Depuis les trente dernières années, les démographes se questionnent si l’augmentation rapide de l’espérance de vie humaine observée pendant la seconde partie du XXe siècle peut perdurer. Auparavant, l’espérance de vie stagnait vraisemblablement entre 20 et 50 ans. Toutefois, suite à la seconde guerre mondiale, elle a connu une croissance remarquable grâce à l’évolution de la médecine et du secteur de la santé publique, entraînant une véritable révolution de la longévité. Au courant de plus de cinquante ans, les humains ont gagné environ trois ans d’espérance de vie par décennie, comparativement à un an en un ou deux siècles précédemment.
Une étude récente, publiée le 7 octobre dernier dans la revue Nature Aging, montre que cette croissance exceptionnelle de l’espérance de vie a connu un ralentissement ces trente dernières années dans les pays où elle est la plus haute. Ce ralentissement risque de perdurer au XXIe siècle sans des avancements notables dans le contrôle du processus de vieillissement biologique.

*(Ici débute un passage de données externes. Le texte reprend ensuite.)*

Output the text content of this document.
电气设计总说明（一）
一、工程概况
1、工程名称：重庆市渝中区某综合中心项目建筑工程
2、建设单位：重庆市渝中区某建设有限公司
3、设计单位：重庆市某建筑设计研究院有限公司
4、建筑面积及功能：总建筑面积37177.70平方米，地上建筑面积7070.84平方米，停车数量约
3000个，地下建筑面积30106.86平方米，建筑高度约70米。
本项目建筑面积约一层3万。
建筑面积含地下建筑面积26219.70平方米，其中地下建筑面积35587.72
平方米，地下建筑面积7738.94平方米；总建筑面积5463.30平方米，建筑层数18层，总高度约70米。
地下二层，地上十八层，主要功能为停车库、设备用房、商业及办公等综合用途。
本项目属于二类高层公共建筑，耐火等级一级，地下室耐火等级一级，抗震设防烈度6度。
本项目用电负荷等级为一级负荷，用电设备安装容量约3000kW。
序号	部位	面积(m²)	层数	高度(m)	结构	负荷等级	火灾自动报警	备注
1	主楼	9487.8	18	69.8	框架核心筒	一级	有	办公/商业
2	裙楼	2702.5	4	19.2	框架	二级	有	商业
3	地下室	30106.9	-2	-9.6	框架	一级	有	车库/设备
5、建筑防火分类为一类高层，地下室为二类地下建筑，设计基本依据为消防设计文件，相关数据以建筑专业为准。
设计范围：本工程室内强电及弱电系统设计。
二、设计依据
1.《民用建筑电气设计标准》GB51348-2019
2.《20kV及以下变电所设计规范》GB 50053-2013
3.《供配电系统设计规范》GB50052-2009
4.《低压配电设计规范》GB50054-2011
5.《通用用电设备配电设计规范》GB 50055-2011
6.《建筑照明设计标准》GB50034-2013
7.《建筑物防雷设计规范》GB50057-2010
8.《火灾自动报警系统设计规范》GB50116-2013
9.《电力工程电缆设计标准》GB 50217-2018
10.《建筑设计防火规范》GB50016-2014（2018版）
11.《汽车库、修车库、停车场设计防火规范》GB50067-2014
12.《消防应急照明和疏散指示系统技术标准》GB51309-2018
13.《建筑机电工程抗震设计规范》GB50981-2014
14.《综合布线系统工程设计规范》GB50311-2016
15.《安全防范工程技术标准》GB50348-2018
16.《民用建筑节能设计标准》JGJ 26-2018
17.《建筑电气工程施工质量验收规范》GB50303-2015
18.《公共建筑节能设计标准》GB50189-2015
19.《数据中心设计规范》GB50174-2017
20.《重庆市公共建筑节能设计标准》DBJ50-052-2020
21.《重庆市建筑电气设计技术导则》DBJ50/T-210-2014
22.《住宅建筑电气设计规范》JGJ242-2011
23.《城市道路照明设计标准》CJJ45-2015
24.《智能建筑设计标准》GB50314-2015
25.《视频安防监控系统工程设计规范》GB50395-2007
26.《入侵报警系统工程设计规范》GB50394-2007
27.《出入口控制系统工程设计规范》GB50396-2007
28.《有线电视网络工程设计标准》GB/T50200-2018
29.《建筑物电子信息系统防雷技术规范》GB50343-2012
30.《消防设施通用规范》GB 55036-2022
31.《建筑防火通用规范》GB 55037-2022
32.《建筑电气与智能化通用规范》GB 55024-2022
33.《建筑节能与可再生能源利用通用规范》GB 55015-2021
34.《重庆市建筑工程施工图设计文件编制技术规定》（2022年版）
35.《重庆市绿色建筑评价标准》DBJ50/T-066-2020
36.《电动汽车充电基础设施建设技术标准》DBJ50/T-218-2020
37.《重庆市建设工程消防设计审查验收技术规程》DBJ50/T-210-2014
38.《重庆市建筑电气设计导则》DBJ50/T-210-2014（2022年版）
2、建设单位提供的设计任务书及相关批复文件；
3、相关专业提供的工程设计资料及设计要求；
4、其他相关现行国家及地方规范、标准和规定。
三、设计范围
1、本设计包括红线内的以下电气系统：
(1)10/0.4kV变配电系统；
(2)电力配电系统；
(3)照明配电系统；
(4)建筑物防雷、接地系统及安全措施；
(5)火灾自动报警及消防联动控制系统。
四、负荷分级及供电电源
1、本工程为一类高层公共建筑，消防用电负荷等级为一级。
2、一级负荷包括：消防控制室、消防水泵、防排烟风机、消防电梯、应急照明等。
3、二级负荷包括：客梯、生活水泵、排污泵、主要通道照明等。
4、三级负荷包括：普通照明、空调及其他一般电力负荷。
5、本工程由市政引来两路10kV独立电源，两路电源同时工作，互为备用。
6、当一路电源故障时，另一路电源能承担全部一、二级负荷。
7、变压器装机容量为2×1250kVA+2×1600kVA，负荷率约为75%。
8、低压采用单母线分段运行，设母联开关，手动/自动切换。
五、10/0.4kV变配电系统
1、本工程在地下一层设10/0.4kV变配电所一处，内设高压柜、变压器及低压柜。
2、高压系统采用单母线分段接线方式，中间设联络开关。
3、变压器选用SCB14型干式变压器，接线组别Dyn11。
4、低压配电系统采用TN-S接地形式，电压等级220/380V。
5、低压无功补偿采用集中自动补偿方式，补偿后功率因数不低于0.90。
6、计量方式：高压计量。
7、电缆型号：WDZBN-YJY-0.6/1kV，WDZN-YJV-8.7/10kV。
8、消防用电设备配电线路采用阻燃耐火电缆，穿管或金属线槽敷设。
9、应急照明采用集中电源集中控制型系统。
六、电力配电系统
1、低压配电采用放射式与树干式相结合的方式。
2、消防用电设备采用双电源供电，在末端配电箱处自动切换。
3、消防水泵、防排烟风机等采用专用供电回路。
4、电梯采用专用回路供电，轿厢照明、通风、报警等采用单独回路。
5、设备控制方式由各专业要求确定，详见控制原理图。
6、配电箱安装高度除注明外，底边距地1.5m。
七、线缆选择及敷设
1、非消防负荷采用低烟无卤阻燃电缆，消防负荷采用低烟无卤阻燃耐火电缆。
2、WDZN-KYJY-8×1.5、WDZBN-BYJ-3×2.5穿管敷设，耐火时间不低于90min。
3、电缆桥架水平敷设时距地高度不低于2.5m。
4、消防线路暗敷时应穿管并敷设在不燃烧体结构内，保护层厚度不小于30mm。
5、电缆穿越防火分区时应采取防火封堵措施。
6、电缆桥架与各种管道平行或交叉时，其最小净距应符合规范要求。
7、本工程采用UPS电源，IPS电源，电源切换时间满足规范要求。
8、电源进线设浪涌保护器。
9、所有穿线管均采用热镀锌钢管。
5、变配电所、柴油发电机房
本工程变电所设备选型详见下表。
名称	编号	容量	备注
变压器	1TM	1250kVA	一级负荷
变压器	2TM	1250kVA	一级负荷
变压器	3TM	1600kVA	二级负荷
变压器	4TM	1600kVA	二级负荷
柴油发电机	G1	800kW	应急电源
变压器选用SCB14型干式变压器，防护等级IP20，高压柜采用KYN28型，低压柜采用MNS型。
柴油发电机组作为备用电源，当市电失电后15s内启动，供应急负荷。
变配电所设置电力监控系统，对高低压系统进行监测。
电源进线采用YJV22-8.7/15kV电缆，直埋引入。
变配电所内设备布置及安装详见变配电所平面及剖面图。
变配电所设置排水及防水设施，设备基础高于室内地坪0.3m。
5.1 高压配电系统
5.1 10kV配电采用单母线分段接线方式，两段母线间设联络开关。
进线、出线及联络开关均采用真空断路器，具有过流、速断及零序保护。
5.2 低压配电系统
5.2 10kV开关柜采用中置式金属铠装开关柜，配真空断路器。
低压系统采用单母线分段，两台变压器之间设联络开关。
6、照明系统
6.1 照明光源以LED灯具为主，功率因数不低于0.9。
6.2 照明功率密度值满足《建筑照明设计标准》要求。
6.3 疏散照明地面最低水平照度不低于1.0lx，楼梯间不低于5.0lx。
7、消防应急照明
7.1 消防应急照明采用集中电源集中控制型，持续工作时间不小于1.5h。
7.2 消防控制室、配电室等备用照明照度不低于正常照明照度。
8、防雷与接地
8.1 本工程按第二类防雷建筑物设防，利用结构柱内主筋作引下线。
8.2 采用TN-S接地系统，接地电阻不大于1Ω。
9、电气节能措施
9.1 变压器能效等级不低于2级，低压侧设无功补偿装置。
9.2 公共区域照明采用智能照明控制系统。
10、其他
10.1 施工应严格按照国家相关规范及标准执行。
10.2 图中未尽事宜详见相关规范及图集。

Pour leur recherche, les quatre scientifiques américains se sont concentrés sur huit pays ayant enregistré les niveaux les plus élevés d’espérance de vie entre 1990 et 2019 ( l’Australie, la France, l’Italie, le Japon, la Corée du Sud, l’Espagne, la Suède et la Suisse), ainsi que sur la région de Hong Kong et les États-Unis; ces derniers représentant un cas unique car l’espérance de vie des Américains a stagné depuis le début des années 2010 et a été sévèrement touchée par la pandémie de Covid-19.
Sur une période de trente ans, ces groupes n’ont augmenté leur espérance de vie que de 6,5 ans en moyenne, un chiffre nettement inférieur à celui des heures précédentes. Les seules exceptions notables sont la Corée du Sud et Hong Kong, qui ont connu une « extension radicale de la durée de vie » avec une augmentation d’environ trois mois chaque année. Hong Kong est un exemple parfait illustrant comment la richesse économique et les lois anti-tabac strictes peuvent jouer un rôle essentiel.
La stagnation de la longévité est principalement due à l’évolution des réussites médicales, comme le suggère Jay Olshansky, professeur de santé publique à l’Université de l’Illinois à Chicago et auteur principal de l’étude. Ce phénomène se produit quand de plus en plus d’individus parviennent à atteindre un âge avancé, où le vieillissement biologique devient le facteur de risque prédominant. L’épidémiologiste a prôné l’idée que l’humanité atteindrait un « plafond de verre de longévité », limité par les barrières biologiques, depuis les années 1990. À l’opposé, certains démographes, comme James Vaupel qui est décédé en 2022, ont soutenu que ces limites pourraient être outrepassées grâce aux révolutions scientifiques futures. Carlo Giovanni Camarda, directeur de recherche à l’Institut national d’études démographiques (INED) et non participant à l’étude, pointe que cet article est une réponse post-mortem à la théorie de Vaupel.